Samedi matin, une centaine de militants de Génération Identitaire (le mouvement de jeunesse des Identitaires) ont pris position au col de l’Echelle, culminant à 1.762 mètres à six kilomètres de la frontière italienne. Ce col des Hautes-Alpes est emprunté par les migrants cherchant à passer en France.

L’endroit est devenu un « point stratégique de passage des clandestins » depuis plusieurs mois. Génération Identitaire entend « veiller à ce qu’aucun (d’entre eux) ne puisse rentrer en France« , a expliqué à l’AFP un porte-parole, Romain Espino.

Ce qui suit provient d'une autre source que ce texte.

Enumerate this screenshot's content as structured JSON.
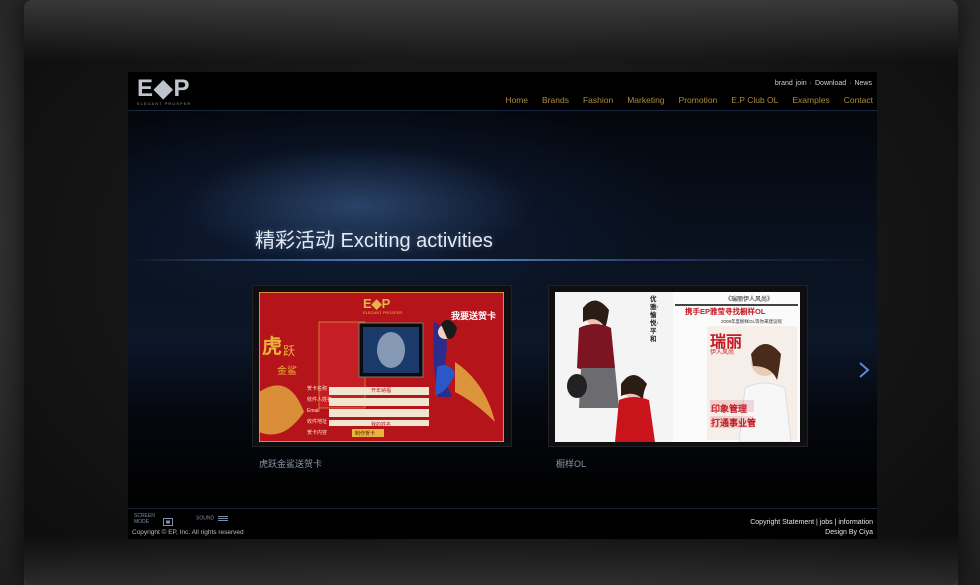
{
  "header": {
    "logo_text": "E◆P",
    "logo_sub": "ELEGANT PROSPER",
    "util_links": [
      "brand",
      "join",
      "·",
      "Download",
      "·",
      "News"
    ],
    "nav": [
      "Home",
      "Brands",
      "Fashion",
      "Marketing",
      "Promotion",
      "E.P Club OL",
      "Examples",
      "Contact"
    ]
  },
  "main": {
    "heading": "精彩活动 Exciting activities",
    "cards": [
      {
        "caption": "虎跃金鲨送贺卡",
        "logo": "E◆P",
        "logo_sub": "ELEGANT PROSPER",
        "banner": "我要送贺卡",
        "calligraphy_1": "虎",
        "calligraphy_2": "跃",
        "calligraphy_3": "金鲨",
        "form_labels": [
          "贺卡名称",
          "收件人姓名",
          "Email",
          "收件地址",
          "贺卡内容"
        ],
        "form_option": "开年纳福",
        "form_right_label": "我的姓名",
        "submit_label": "制作贺卡"
      },
      {
        "caption": "橱样OL",
        "vertical_text": "优雅·愉悦·平和",
        "mag_title": "《瑞丽伊人风尚》",
        "mag_line2": "携手EP雅莹寻找橱样OL",
        "mag_line3": "2009年度橱样OL等你来建议呢",
        "mag_brand": "瑞丽",
        "mag_brand_sub": "伊人风尚",
        "mag_head_1": "印象管理",
        "mag_head_2": "打通事业管"
      }
    ]
  },
  "footer": {
    "screen_mode": "SCREEN MODE",
    "sound": "SOUND",
    "copyright": "Copyright © EP, Inc. All rights reserved",
    "links": [
      "Copyright Statement",
      "|",
      "jobs",
      "|",
      "information"
    ],
    "design": "Design By Ciya"
  },
  "colors": {
    "nav": "#b08a3e",
    "card1_bg": "#b5141a",
    "accent_blue": "#5a8ad8"
  }
}
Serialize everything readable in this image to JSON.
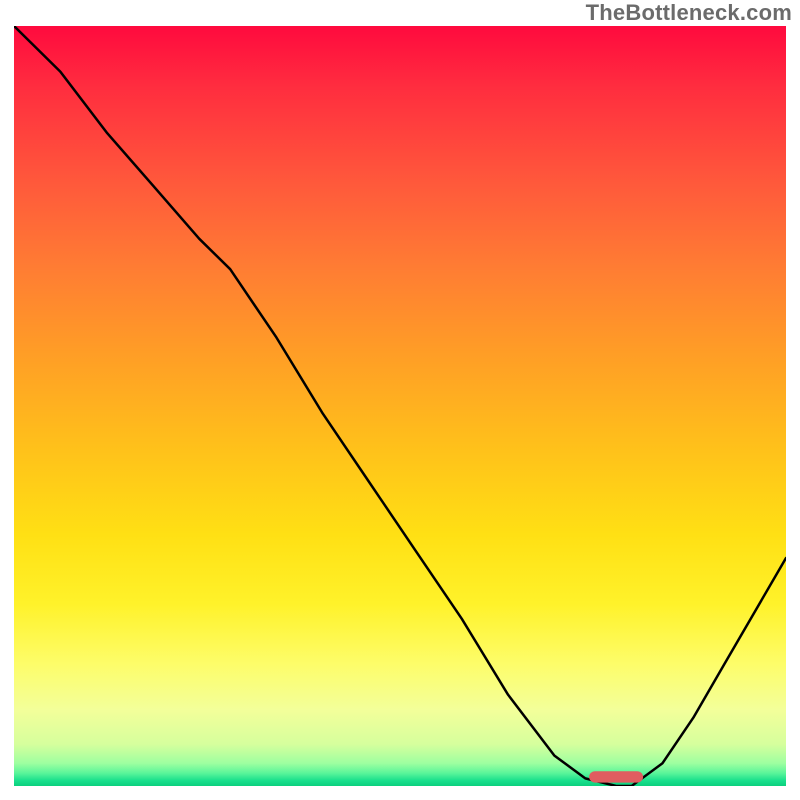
{
  "attribution": "TheBottleneck.com",
  "colors": {
    "curve": "#000000",
    "marker": "#e05d60"
  },
  "chart_data": {
    "type": "line",
    "title": "",
    "xlabel": "",
    "ylabel": "",
    "xlim": [
      0,
      100
    ],
    "ylim": [
      0,
      100
    ],
    "series": [
      {
        "name": "bottleneck_curve",
        "x": [
          0,
          6,
          12,
          18,
          24,
          28,
          34,
          40,
          46,
          52,
          58,
          64,
          70,
          74,
          78,
          80,
          84,
          88,
          92,
          96,
          100
        ],
        "y": [
          100,
          94,
          86,
          79,
          72,
          68,
          59,
          49,
          40,
          31,
          22,
          12,
          4,
          1,
          0,
          0,
          3,
          9,
          16,
          23,
          30
        ]
      }
    ],
    "marker": {
      "name": "optimal_range",
      "x_start": 74.5,
      "x_end": 81.5,
      "y": 1.2,
      "height": 1.5
    },
    "gradient": {
      "top": "#ff0a3e",
      "mid": "#ffe014",
      "bottom": "#0bcf7d"
    }
  }
}
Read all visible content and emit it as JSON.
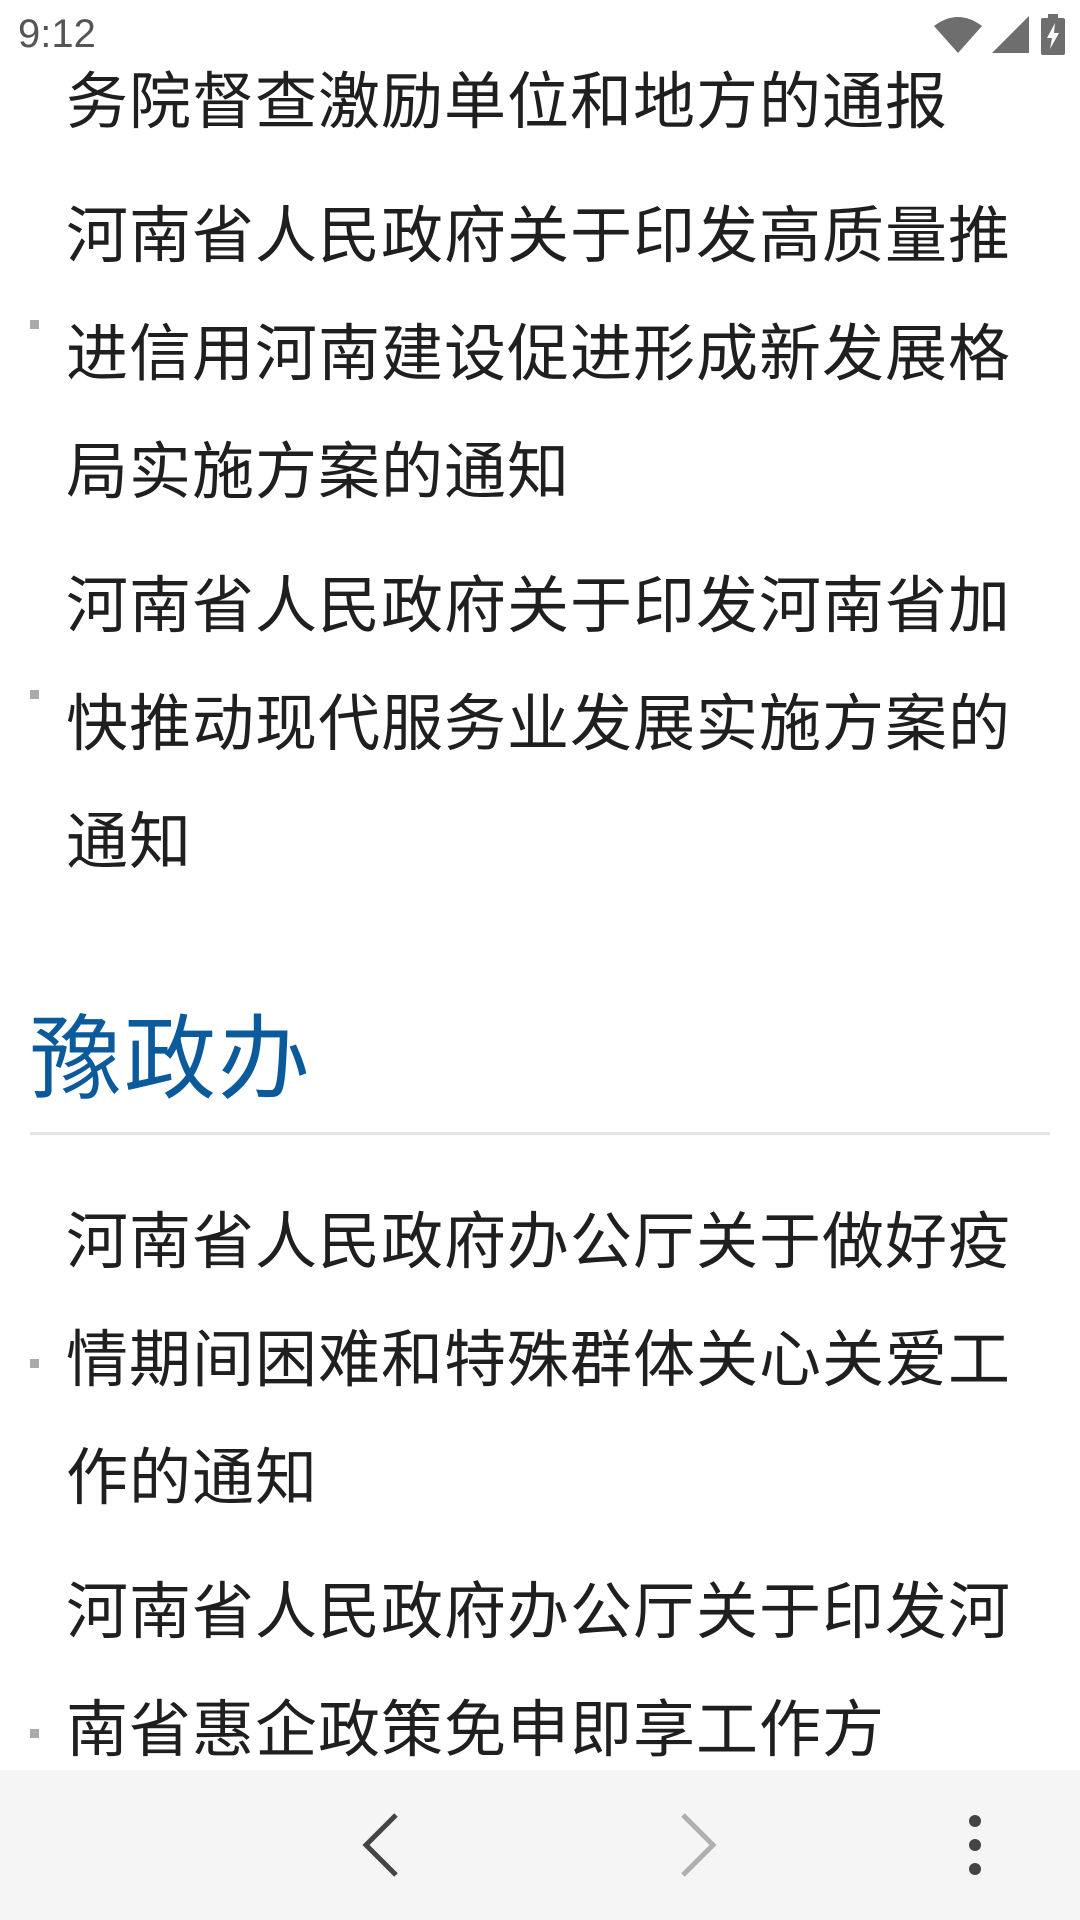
{
  "status_bar": {
    "time": "9:12",
    "icons": [
      "wifi-icon",
      "signal-icon",
      "battery-icon"
    ]
  },
  "top_list": {
    "items": [
      {
        "text": "务院督查激励单位和地方的通报",
        "bullet": false
      },
      {
        "text": "河南省人民政府关于印发高质量推进信用河南建设促进形成新发展格局实施方案的通知",
        "bullet": true
      },
      {
        "text": "河南省人民政府关于印发河南省加快推动现代服务业发展实施方案的通知",
        "bullet": true
      }
    ]
  },
  "section": {
    "title": "豫政办"
  },
  "section_list": {
    "items": [
      {
        "text": "河南省人民政府办公厅关于做好疫情期间困难和特殊群体关心关爱工作的通知",
        "bullet": true
      },
      {
        "text": "河南省人民政府办公厅关于印发河南省惠企政策免申即享工作方",
        "bullet": true
      }
    ]
  },
  "toolbar": {
    "icons": [
      "back-icon",
      "forward-icon",
      "more-vert-icon"
    ],
    "colors": {
      "background": "#f5f5f5",
      "enabled": "#444444",
      "disabled": "#b0b0b0"
    }
  },
  "colors": {
    "heading": "#0a5a9c",
    "text": "#1f1f1f",
    "bullet": "#aaaaaa",
    "divider": "#e4e4e4"
  }
}
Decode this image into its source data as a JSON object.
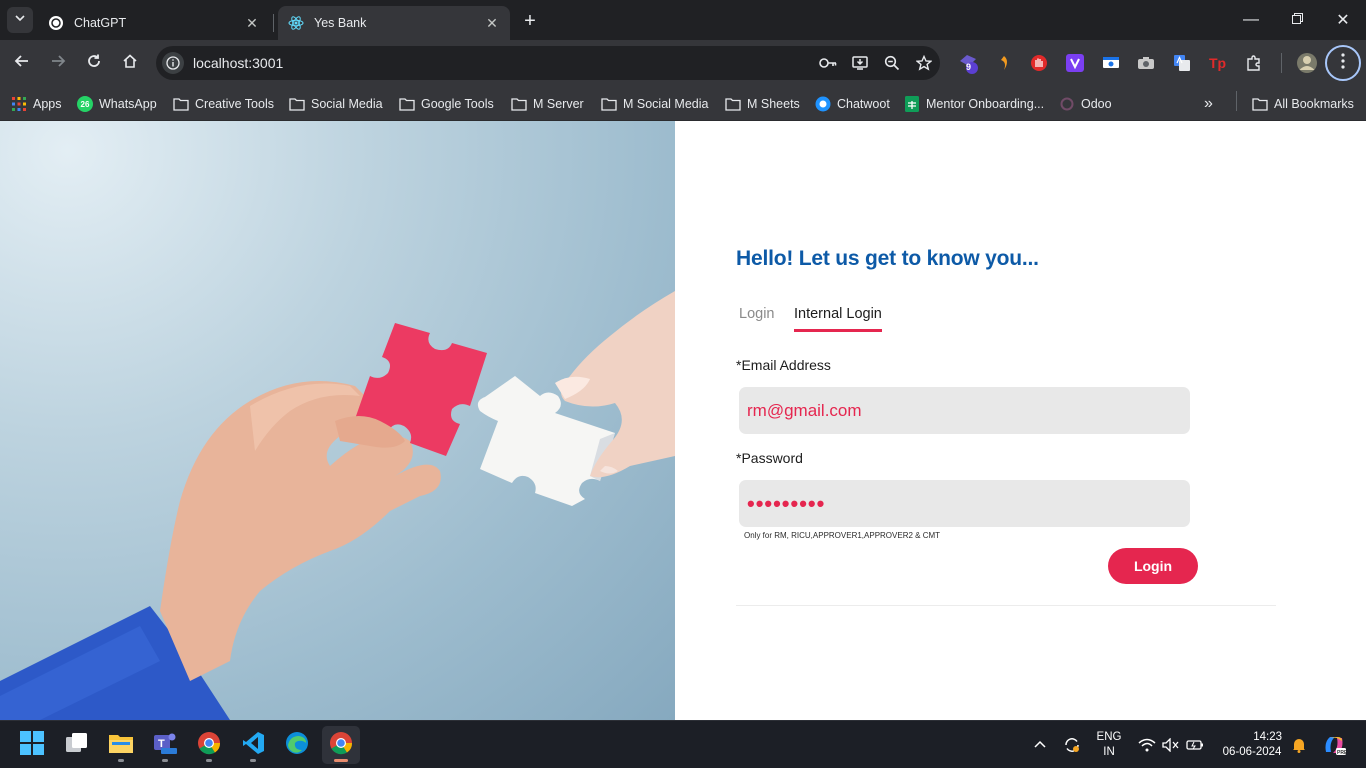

Ce dernier dénonce « un manque de courage des pouvoirs publics » car « avec un petit peu de volonté, on peut contrôler l’immigration et les frontières« .

 

Le groupe de militants, qui réclame « le blocage définitif » de ce col, compte majoritairement des Français, mais aussi des Italiens, Hongrois, Danois, Autrichiens, Anglais et Allemands.

Démonstration de force

Après avoir gravi en raquettes le col enneigé, les activistes ont matérialisé une « frontière symbolique » avec du grillage de chantier pour « notifier » aux migrants « que la frontière est fermée et qu’ils doivent rentrer chez eux ».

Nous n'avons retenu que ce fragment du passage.